If ever an idea was half-baked, it's the Renewable Heat Incentive. On Feb 26, I was at a briefing in London, given by the civil servants who have designed the scheme, and the more I heard, the more worried I became. "It's a world first in policy terms" we were told, "we are truly in uncharted territory and we need your help." Hmmm. The nice gent from the Country Landowners Association was beside himself with thanks to the men from the ministry. Need I say more?
The most revealing conversation that I had took place during the lunchbreak when the man from British Gas talked to me about the funding of this scheme. It's big. By 2020, if it goes ahead as designed, it will add something like 35% to everyone's gas bills, as it seems that's where the levy to pay for it all will be drawn from. It's designed to pay for as many as 1.7 million subsidised renewable heat installations by then, at which point it's going to be paying out over £2 billion a year.
Make no bones about it, this is a carbon tax, but one being introduced by stealth, as it will creep into our fuel bills without it ever appearing as an additional item. I don't have any objections to a carbon tax — quite the opposite — but I would like the money raised to be used wisely, and the RHI really doesn't tick that particular box.
Put very simply, it's subsidising the wrong people to put in the wrong kit.
As it stands there are a number of iniquities in the RHI, which I think will prove to be irreconcilable with logic or fairness.
• Arbitrary barriers between competing technologies. The technologies supported are biomass, heat pumps and solar thermal. Anything to do with fossil fuel is unacceptable. This however hides a very inconvenient fact that electricity is itself mostly derived from fossil fuels, and that unless your heat pump is set up really well, there is every chance that you will end up burning more fossil fuel (indirectly) if you switch from oil or gas to an electric heat pump. And the biomass offering is inconsistent. It seems some forms of biomass burning will receive a subsidy whilst others will not. Most clearly shown over the distinction between wood stoves, wood stove-boilers and pellet boilers. And whether or not they can (or should) have back-up boiler systems in place. As it stands, it looks like pellet boilers are IN but wood stove-boilers are OUT. It's not as if pellet boilers are fundamentally better than wood stoves with backboilers: many people can incorporate wood stoves in the homes, but have nowhere to put a pellet boiler (which needs utility space, and lots of it - QED you have to be wealthy to have a pellet boiler - it's not just a question of cost, it's also having the space).
• Deeming. Unlike the equipment being installed under the Feed-in-Tariffs (the output of which can all be metered), you can't meter the output from home heating appliances. So you calculate what it might be (using SAP, a home energy estimator). But deeming is really nothing different to a capital grant spread out over a number of payments. The crucial link between performance and reward, which is a key feature of Feed-in-Tariffs is broken. Therefore mediocrity is rewarded the same as excellence.
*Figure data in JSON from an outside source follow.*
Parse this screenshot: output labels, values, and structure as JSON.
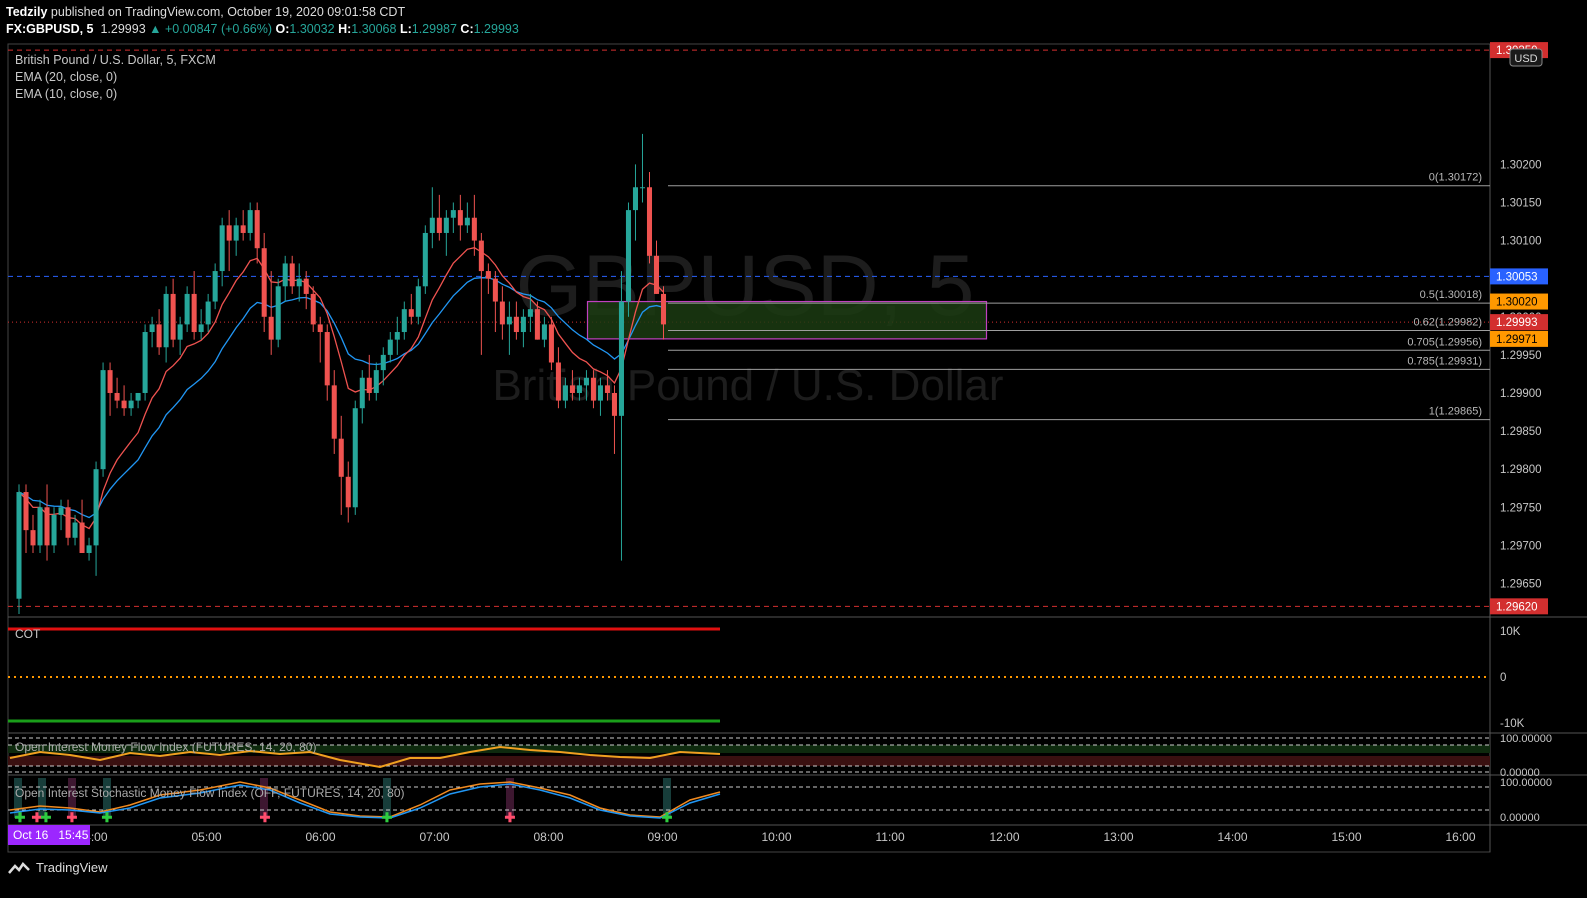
{
  "header": {
    "publisher": "Tedzily",
    "published_line": " published on TradingView.com, October 19, 2020 09:01:58 CDT",
    "symbol": "FX:GBPUSD, 5",
    "last": "1.29993",
    "change": "▲ +0.00847 (+0.66%)",
    "o_label": "O:",
    "o": "1.30032",
    "h_label": "H:",
    "h": "1.30068",
    "l_label": "L:",
    "l": "1.29987",
    "c_label": "C:",
    "c": "1.29993"
  },
  "legend": {
    "title": "British Pound / U.S. Dollar, 5, FXCM",
    "ema20": "EMA (20, close, 0)",
    "ema10": "EMA (10, close, 0)"
  },
  "watermark": {
    "symbol": "GBPUSD, 5",
    "name": "British Pound / U.S. Dollar"
  },
  "currency": "USD",
  "price_labels": [
    {
      "text": "1.30350",
      "bg": "#d32f2f"
    },
    {
      "text": "1.30053",
      "bg": "#2962ff"
    },
    {
      "text": "1.30020",
      "bg": "#ff9800"
    },
    {
      "text": "1.29993",
      "bg": "#d32f2f"
    },
    {
      "text": "1.29971",
      "bg": "#ff9800"
    },
    {
      "text": "1.29620",
      "bg": "#d32f2f"
    }
  ],
  "fib_levels": [
    {
      "label": "0(1.30172)",
      "price": 1.30172
    },
    {
      "label": "0.5(1.30018)",
      "price": 1.30018
    },
    {
      "label": "0.62(1.29982)",
      "price": 1.29982
    },
    {
      "label": "0.705(1.29956)",
      "price": 1.29956
    },
    {
      "label": "0.785(1.29931)",
      "price": 1.29931
    },
    {
      "label": "1(1.29865)",
      "price": 1.29865
    }
  ],
  "indicators": {
    "cot": {
      "name": "COT",
      "ticks": [
        "10K",
        "0",
        "-10K"
      ]
    },
    "oimfi": {
      "name": "Open Interest Money Flow Index (FUTURES, 14, 20, 80)",
      "ticks": [
        "100.00000",
        "0.00000"
      ]
    },
    "oismfi": {
      "name": "Open Interest Stochastic Money Flow Index (OFF, FUTURES, 14, 20, 80)",
      "ticks": [
        "100.00000",
        "0.00000"
      ]
    }
  },
  "time_axis": {
    "first_label": "Oct 16   15:45",
    "labels": [
      "00",
      "04:00",
      "05:00",
      "06:00",
      "07:00",
      "08:00",
      "09:00",
      "10:00",
      "11:00",
      "12:00",
      "13:00",
      "14:00",
      "15:00",
      "16:00"
    ]
  },
  "footer": {
    "brand": "TradingView"
  },
  "colors": {
    "up": "#26a69a",
    "down": "#ef5350",
    "ema20": "#2196f3",
    "ema10": "#ef5350",
    "zone_border": "#c040c0",
    "zone_fill": "#1b3b12"
  },
  "chart_data": {
    "type": "candlestick",
    "symbol": "FX:GBPUSD",
    "interval": "5",
    "ylim": [
      1.29606,
      1.30358
    ],
    "y_ticks": [
      1.2965,
      1.297,
      1.2975,
      1.298,
      1.2985,
      1.299,
      1.2995,
      1.3,
      1.3005,
      1.301,
      1.3015,
      1.302
    ],
    "x_start": "03:15",
    "x_end": "16:15",
    "hlines": [
      {
        "price": 1.3035,
        "color": "#d32f2f",
        "style": "dashed"
      },
      {
        "price": 1.30053,
        "color": "#2962ff",
        "style": "dashed"
      },
      {
        "price": 1.29993,
        "color": "#d32f2f",
        "style": "dotted"
      },
      {
        "price": 1.2962,
        "color": "#d32f2f",
        "style": "dashed"
      }
    ],
    "zone": {
      "x_from": "08:20",
      "x_to": "11:50",
      "price_top": 1.3002,
      "price_bottom": 1.29971
    },
    "candles_ohlc": [
      [
        1.2963,
        1.2978,
        1.2961,
        1.2977
      ],
      [
        1.2977,
        1.2978,
        1.2969,
        1.2972
      ],
      [
        1.2972,
        1.2974,
        1.2969,
        1.297
      ],
      [
        1.297,
        1.2976,
        1.2969,
        1.2975
      ],
      [
        1.2975,
        1.2978,
        1.2968,
        1.297
      ],
      [
        1.297,
        1.2975,
        1.2969,
        1.2974
      ],
      [
        1.2974,
        1.2976,
        1.2972,
        1.2975
      ],
      [
        1.2975,
        1.2976,
        1.297,
        1.2971
      ],
      [
        1.2971,
        1.2974,
        1.297,
        1.2973
      ],
      [
        1.2973,
        1.2976,
        1.2969,
        1.2969
      ],
      [
        1.2969,
        1.2971,
        1.2968,
        1.297
      ],
      [
        1.297,
        1.2981,
        1.2966,
        1.298
      ],
      [
        1.298,
        1.2994,
        1.2979,
        1.2993
      ],
      [
        1.2993,
        1.2994,
        1.2987,
        1.299
      ],
      [
        1.299,
        1.2992,
        1.2988,
        1.2989
      ],
      [
        1.2989,
        1.2991,
        1.2987,
        1.2988
      ],
      [
        1.2988,
        1.299,
        1.2987,
        1.2989
      ],
      [
        1.2989,
        1.299,
        1.2988,
        1.299
      ],
      [
        1.299,
        1.2999,
        1.2989,
        1.2998
      ],
      [
        1.2998,
        1.3,
        1.2996,
        1.2999
      ],
      [
        1.2999,
        1.3001,
        1.2995,
        1.2996
      ],
      [
        1.2996,
        1.3004,
        1.2994,
        1.3003
      ],
      [
        1.3003,
        1.3005,
        1.2996,
        1.2997
      ],
      [
        1.2997,
        1.3,
        1.2995,
        1.2999
      ],
      [
        1.2999,
        1.3004,
        1.2998,
        1.3003
      ],
      [
        1.3003,
        1.3006,
        1.2997,
        1.2998
      ],
      [
        1.2998,
        1.3001,
        1.2997,
        1.2999
      ],
      [
        1.2999,
        1.3003,
        1.2998,
        1.3002
      ],
      [
        1.3002,
        1.3007,
        1.3001,
        1.3006
      ],
      [
        1.3006,
        1.3013,
        1.3004,
        1.3012
      ],
      [
        1.3012,
        1.3014,
        1.3006,
        1.301
      ],
      [
        1.301,
        1.3013,
        1.3008,
        1.3012
      ],
      [
        1.3012,
        1.3014,
        1.301,
        1.3011
      ],
      [
        1.3011,
        1.3015,
        1.301,
        1.3014
      ],
      [
        1.3014,
        1.3015,
        1.3007,
        1.3009
      ],
      [
        1.3009,
        1.3011,
        1.2998,
        1.3
      ],
      [
        1.3,
        1.3006,
        1.2995,
        1.2997
      ],
      [
        1.2997,
        1.3005,
        1.2996,
        1.3004
      ],
      [
        1.3004,
        1.3008,
        1.3002,
        1.3007
      ],
      [
        1.3007,
        1.3008,
        1.3003,
        1.3004
      ],
      [
        1.3004,
        1.3007,
        1.3002,
        1.3005
      ],
      [
        1.3005,
        1.3006,
        1.3001,
        1.3003
      ],
      [
        1.3003,
        1.3004,
        1.2998,
        1.2999
      ],
      [
        1.2999,
        1.3,
        1.2994,
        1.2998
      ],
      [
        1.2998,
        1.2999,
        1.2989,
        1.2991
      ],
      [
        1.2991,
        1.2993,
        1.2982,
        1.2984
      ],
      [
        1.2984,
        1.2987,
        1.2974,
        1.2979
      ],
      [
        1.2979,
        1.2981,
        1.2973,
        1.2975
      ],
      [
        1.2975,
        1.2989,
        1.2974,
        1.2988
      ],
      [
        1.2988,
        1.2993,
        1.2986,
        1.2992
      ],
      [
        1.2992,
        1.2995,
        1.2989,
        1.299
      ],
      [
        1.299,
        1.2994,
        1.2989,
        1.2993
      ],
      [
        1.2993,
        1.2996,
        1.2991,
        1.2995
      ],
      [
        1.2995,
        1.2998,
        1.2994,
        1.2997
      ],
      [
        1.2997,
        1.3,
        1.2995,
        1.2998
      ],
      [
        1.2998,
        1.3002,
        1.2997,
        1.3001
      ],
      [
        1.3001,
        1.3003,
        1.2999,
        1.3
      ],
      [
        1.3,
        1.3005,
        1.2999,
        1.3004
      ],
      [
        1.3004,
        1.3012,
        1.3003,
        1.3011
      ],
      [
        1.3011,
        1.3017,
        1.3009,
        1.3013
      ],
      [
        1.3013,
        1.3016,
        1.301,
        1.3011
      ],
      [
        1.3011,
        1.3014,
        1.3008,
        1.3013
      ],
      [
        1.3013,
        1.3015,
        1.3011,
        1.3014
      ],
      [
        1.3014,
        1.3016,
        1.301,
        1.3012
      ],
      [
        1.3012,
        1.3015,
        1.3011,
        1.3013
      ],
      [
        1.3013,
        1.3016,
        1.3008,
        1.301
      ],
      [
        1.301,
        1.3011,
        1.2995,
        1.3006
      ],
      [
        1.3006,
        1.3007,
        1.3003,
        1.3005
      ],
      [
        1.3005,
        1.3006,
        1.2998,
        1.3002
      ],
      [
        1.3002,
        1.3004,
        1.2997,
        1.2999
      ],
      [
        1.2999,
        1.3002,
        1.2995,
        1.3
      ],
      [
        1.3,
        1.3002,
        1.2997,
        1.2998
      ],
      [
        1.2998,
        1.3001,
        1.2996,
        1.3
      ],
      [
        1.3,
        1.3003,
        1.2998,
        1.3001
      ],
      [
        1.3001,
        1.3002,
        1.2997,
        1.2997
      ],
      [
        1.2997,
        1.3,
        1.2996,
        1.2999
      ],
      [
        1.2999,
        1.3,
        1.2993,
        1.2994
      ],
      [
        1.2994,
        1.2996,
        1.2988,
        1.2989
      ],
      [
        1.2989,
        1.2992,
        1.2988,
        1.2991
      ],
      [
        1.2991,
        1.2993,
        1.2989,
        1.299
      ],
      [
        1.299,
        1.2992,
        1.2989,
        1.2991
      ],
      [
        1.2991,
        1.2993,
        1.2989,
        1.2992
      ],
      [
        1.2992,
        1.2993,
        1.2988,
        1.2989
      ],
      [
        1.2989,
        1.2992,
        1.2987,
        1.2991
      ],
      [
        1.2991,
        1.2993,
        1.2989,
        1.299
      ],
      [
        1.299,
        1.2991,
        1.2982,
        1.2987
      ],
      [
        1.2987,
        1.3006,
        1.2968,
        1.3002
      ],
      [
        1.3002,
        1.3015,
        1.3,
        1.3014
      ],
      [
        1.3014,
        1.302,
        1.301,
        1.3017
      ],
      [
        1.3017,
        1.3024,
        1.3015,
        1.3017
      ],
      [
        1.3017,
        1.3019,
        1.3007,
        1.3008
      ],
      [
        1.3008,
        1.301,
        1.3003,
        1.3003
      ],
      [
        1.3003,
        1.3004,
        1.2997,
        1.2999
      ]
    ]
  }
}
• The supported technologies are rewarded on a financial basis. The more expensive an installation, the more money gets thrown at it. Whether or not it actually saves any carbon, or even saves any money to the end user, is not part of the calculation. So if it's IN, its paid for at full market rate plus a calculated return of 12% (though only 6% for solar panels - a distinction I remain puzzled by). If it's OUT, then no money is available.
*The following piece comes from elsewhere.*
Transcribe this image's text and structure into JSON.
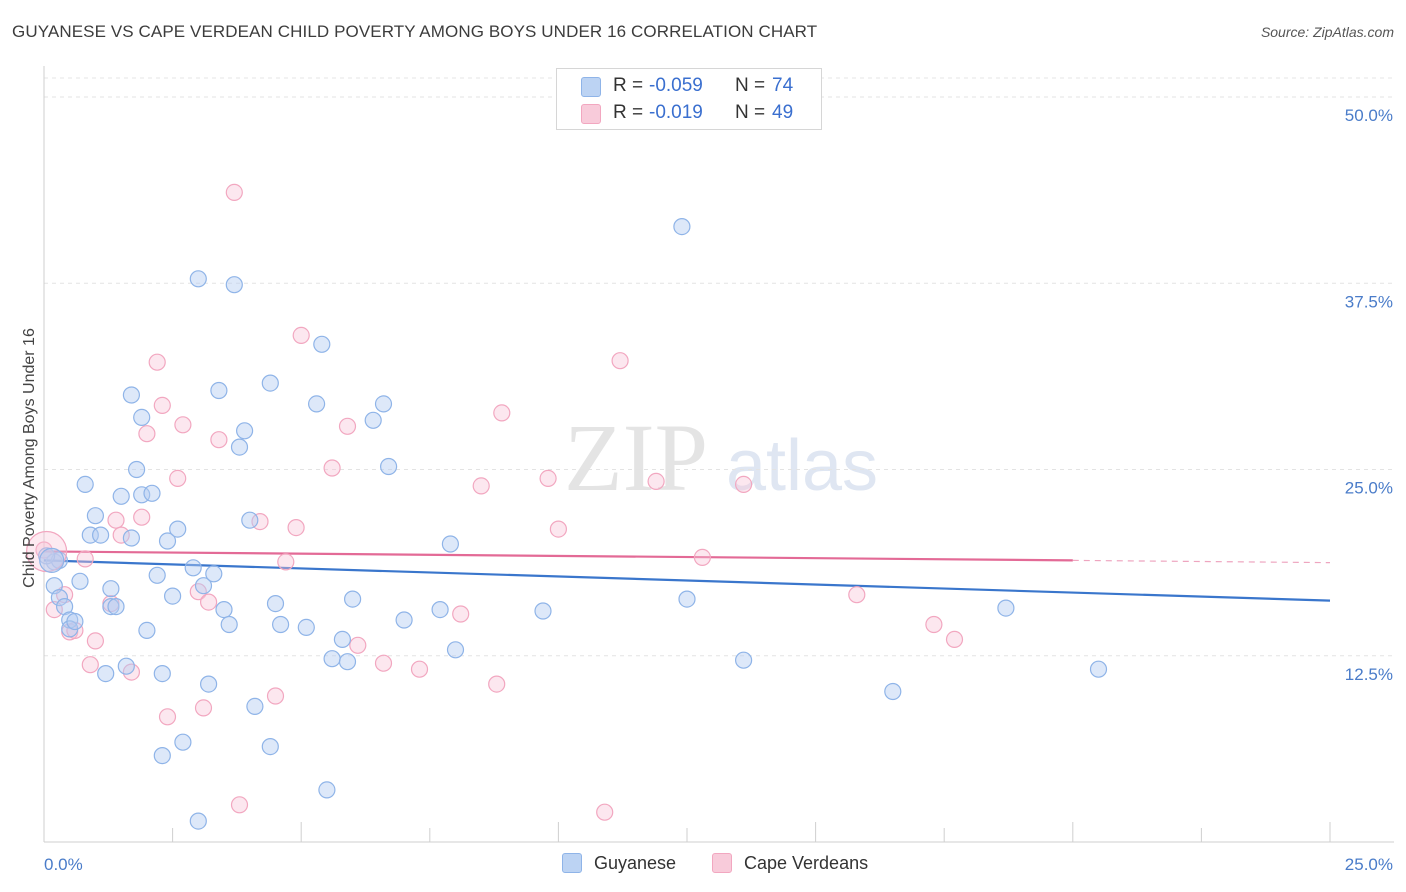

• Thus it stops dead any innovation in technologies that lie outside the grant-aided scheme. It also stops innovation involving a more complex interaction of techniques - cf heat recovery ventilation that incorporates an air source heat pump.
• It's not at all clear why biomass should receive a subsidy. Is it truly a renewable fuel? It pumps just as much CO2 into the atmosphere as gas. It's only renewable in the sense that we can grow more of it, which we can't with gas. If biomass is to receive a subsidy, it should be for delaying the point in the cycle where it gets burned, not for burning it. Plus biomass boilers are only ever going to be available to a very small minority of people (who just happen to have large houses!).
• Switching from fossil fuel to electricity for home heating. Again, it's none too clear that this is a wise move. Until the grid becomes much greener, the net result of the RHI may well be to push up carbon emissions. With large question marks hanging over the future of electricity production in this country, and whether we will have an infrastructure that can cope with the current demand in a few years time, why are we loading yet further demand onto the system?
• Which leaves solar thermal. The one technology here which is truly renewable. But it only gets a subsidy worth half as much as heat pumps and biomass, despite it being much cheaper to install, and despite it being open to a far wider section of the population. A strange decision if ever!
• It all points to a failure on the part of central government to introduce a clear and structured carbon tax on fossil fuel consumption, which is the logical way to approach this problem. OK, I know the reason for this: it is said to be politically impossible, and no other country has tried to do it either, and now the electorate don't believe in global warming in any event. All good points. But if you don't address it, then you end up with half-baked incentives like this, which are dressed up to look progressive but end up being very expensive to administer and yet they don't begin to tackle the problem facing us.